Introduction: Riedel’s thyroiditis (RT) is a rare and chronic fibro-inflammatory disease firstly described by Riedel in 1896. It is characterized by a dense fibrosis that replaces normal thyroid parenchyma. The fibrotic process invades adjacent structures of the neck and extends beyond the thyroid capsule, which differentiates RT from other inflammatory or fibrotic disorders of the thyroid. The overall incidence in outpatients is 1.06 per 100 000. We presented here a case of Riedel’s thyroiditis, which is operated for a suspicion of thyroid malignancy.

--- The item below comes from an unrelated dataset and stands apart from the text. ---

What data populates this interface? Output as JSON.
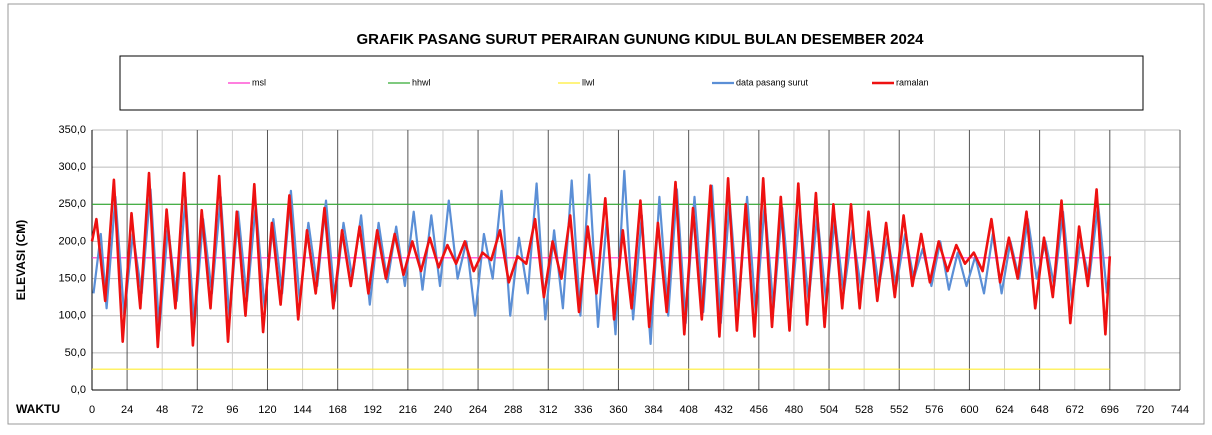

Case report: A 48-year-old woman was admitted to the hospital with shortness of breath and swelling in the neck. Her thyroid was firm and multiple nodules were palpated. She was euthyroid. Anti-TPO and anti-Tg antibody levels were in normal ranges. In her thyroid ultrasonography, right lobe’s dimensions were increased. There were hypoechoic areas with irregular margins with dimensions of 9 mm at left upper pole, 23×15 mm at right middle pole and 9×9 mm at left lower pole, which were totally interpreted as thyroiditis. Multinodular hyperplasia with hypoactivity in the nodules of right lobe was obtained in the thyroid scintigraphy. In the fine-needle aspiration biopsy, there were no atypical cells. Surgery was performed to exclude malignancy and to relieve the patient’s complaints. On pathological examination, Riedel’s thyroiditis was diagnosed.

Conclusion: The main diagnostic modality in Riedel’ thyroiditis is pathological examination. The criteriae most commonly used to diagnose Riedel’s thyroiditis are gross description of visible fibroinflammatory process involving all or a portion of the thyroid gland, gross or histological evidence of extension into adjacent structures, absence of granulomatous reaction and neoplasm. It may occur in a multinodular goiter, mimicking thyroid cancer. So such a rare disorder may also be encountered in the investigation of thyroid malignancy.